The meeting between the Major League Baseball Players Association and MLB is over. Little progress was made. The on-time opening of spring training at this point is in grave danger and, frankly, would take a miraculous deal coming together to rescue. A delay feels inevitable.
— Jeff Passan (@JeffPassan) February 1, 2022
The Athletic’s Evan Drellich provided additional commentary on what was discussed
Today’s 90-minute meeting between MLB, MLBPA was heated. Some owners and players participated. The MLBPA made moves in two areas: service-time manipulation, and pre-arb bonus pool (dropped request from $105 million to $100 million). TBD when next core economics meeting will be.
— Evan Drellich (@EvanDrellich) February 1, 2022
MLB and the MLBPA do agree on the idea of utilizing a bonus pool for pre-arbitration players. At it’s core, the pool would serve as a way to increase the compensation for younger players who have have 0-3 years of MLB service time. The two parties vastly disagree on who should qualify for those dollars and how much they should receive.

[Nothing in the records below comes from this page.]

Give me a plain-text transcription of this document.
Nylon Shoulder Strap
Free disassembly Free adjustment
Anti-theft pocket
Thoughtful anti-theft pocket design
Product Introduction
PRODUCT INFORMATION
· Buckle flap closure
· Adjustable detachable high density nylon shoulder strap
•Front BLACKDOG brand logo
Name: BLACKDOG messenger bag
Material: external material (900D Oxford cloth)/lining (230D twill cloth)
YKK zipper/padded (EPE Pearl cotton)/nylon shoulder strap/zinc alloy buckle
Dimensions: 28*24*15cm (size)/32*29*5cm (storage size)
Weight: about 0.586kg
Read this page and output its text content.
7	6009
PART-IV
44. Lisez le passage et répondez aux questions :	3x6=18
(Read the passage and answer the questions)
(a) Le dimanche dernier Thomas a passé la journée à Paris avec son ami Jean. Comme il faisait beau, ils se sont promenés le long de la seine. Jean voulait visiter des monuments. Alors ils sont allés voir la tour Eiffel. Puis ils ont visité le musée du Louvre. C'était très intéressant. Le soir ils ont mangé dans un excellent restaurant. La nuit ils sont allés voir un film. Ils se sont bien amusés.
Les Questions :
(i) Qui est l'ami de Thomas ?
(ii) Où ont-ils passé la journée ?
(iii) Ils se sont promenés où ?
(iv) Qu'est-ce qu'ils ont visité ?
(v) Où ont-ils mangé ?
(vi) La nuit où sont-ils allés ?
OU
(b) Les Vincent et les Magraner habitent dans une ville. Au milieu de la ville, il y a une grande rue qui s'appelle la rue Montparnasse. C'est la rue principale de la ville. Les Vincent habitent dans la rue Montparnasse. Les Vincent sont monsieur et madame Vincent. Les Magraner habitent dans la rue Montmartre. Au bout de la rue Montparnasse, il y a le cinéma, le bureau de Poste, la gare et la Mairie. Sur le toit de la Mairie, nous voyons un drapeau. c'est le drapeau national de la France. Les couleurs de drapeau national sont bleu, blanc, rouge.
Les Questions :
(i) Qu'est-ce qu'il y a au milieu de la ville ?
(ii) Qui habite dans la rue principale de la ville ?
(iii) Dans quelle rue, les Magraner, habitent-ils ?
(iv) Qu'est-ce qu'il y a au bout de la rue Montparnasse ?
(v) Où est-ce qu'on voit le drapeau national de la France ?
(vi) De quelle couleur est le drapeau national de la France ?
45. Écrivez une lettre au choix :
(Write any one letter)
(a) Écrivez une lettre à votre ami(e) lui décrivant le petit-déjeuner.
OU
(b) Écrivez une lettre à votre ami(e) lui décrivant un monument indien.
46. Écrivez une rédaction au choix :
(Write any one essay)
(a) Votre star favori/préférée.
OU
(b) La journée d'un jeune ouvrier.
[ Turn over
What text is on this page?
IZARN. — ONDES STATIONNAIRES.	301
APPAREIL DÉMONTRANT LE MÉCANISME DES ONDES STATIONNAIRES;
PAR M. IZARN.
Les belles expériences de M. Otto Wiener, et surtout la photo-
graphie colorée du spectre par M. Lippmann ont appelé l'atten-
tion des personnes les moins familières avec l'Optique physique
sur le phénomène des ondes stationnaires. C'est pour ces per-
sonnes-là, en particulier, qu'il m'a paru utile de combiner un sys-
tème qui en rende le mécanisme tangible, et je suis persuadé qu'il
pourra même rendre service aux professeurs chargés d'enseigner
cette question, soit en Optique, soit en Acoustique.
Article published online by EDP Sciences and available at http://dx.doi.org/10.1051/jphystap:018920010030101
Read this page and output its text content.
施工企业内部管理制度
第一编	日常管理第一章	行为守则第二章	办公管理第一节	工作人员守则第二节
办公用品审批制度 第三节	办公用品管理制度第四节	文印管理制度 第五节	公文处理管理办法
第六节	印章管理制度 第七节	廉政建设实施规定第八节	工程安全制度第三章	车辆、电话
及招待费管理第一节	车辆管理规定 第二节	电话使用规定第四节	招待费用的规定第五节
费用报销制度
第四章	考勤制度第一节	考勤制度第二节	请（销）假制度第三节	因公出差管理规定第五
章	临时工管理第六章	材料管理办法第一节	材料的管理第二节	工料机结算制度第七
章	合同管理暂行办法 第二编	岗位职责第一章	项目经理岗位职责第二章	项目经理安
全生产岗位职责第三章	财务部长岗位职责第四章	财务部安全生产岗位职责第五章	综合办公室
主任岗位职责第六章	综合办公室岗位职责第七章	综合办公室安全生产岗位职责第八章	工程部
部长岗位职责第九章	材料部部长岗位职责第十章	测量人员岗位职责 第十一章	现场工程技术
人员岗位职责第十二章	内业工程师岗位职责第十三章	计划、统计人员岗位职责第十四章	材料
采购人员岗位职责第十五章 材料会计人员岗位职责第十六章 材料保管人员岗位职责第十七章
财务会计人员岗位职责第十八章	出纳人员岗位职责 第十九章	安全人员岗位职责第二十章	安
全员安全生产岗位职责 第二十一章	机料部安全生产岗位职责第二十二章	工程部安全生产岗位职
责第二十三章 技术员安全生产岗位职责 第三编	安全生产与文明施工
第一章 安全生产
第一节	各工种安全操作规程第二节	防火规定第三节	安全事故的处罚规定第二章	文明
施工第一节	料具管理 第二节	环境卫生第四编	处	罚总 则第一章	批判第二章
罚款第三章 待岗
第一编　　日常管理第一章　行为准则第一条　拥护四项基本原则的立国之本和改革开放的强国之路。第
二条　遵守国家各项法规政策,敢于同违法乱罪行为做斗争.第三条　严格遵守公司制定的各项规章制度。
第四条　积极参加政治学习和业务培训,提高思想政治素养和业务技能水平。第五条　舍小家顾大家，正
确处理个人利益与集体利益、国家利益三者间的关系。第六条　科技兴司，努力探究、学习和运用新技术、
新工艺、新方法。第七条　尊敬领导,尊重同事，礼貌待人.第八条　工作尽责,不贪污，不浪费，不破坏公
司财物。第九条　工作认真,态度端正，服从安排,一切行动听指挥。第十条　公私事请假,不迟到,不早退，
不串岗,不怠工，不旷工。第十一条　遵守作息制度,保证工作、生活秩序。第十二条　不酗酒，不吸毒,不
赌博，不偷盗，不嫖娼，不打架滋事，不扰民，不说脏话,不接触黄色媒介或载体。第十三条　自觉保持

On other proposal the MLBPA modified, service-time manipulation, union dropped the number of players who would be awarded a full year of service time. Previous proposal (below) was to give service to players in top 30 or top 10 by WAR depending on position. Now: top 20, or top 7 pic.twitter.com/cSbTgHxj48
— Evan Drellich (@EvanDrellich) February 1, 2022
It appears the other topic addressed was service-time manipulation. The MLBPA is trying to mitigate a team’s ability to get an extra year out of players before they hit free agency. Under the current system, top prospects brought up in late-April do not accrue a full year of service time. Meaning, teams have the player for seven seasons, instead of six, on the cheap.
Unfortunately, it doesn’t sound like MLB and the MLBPA are anywhere close to completing a new CBA.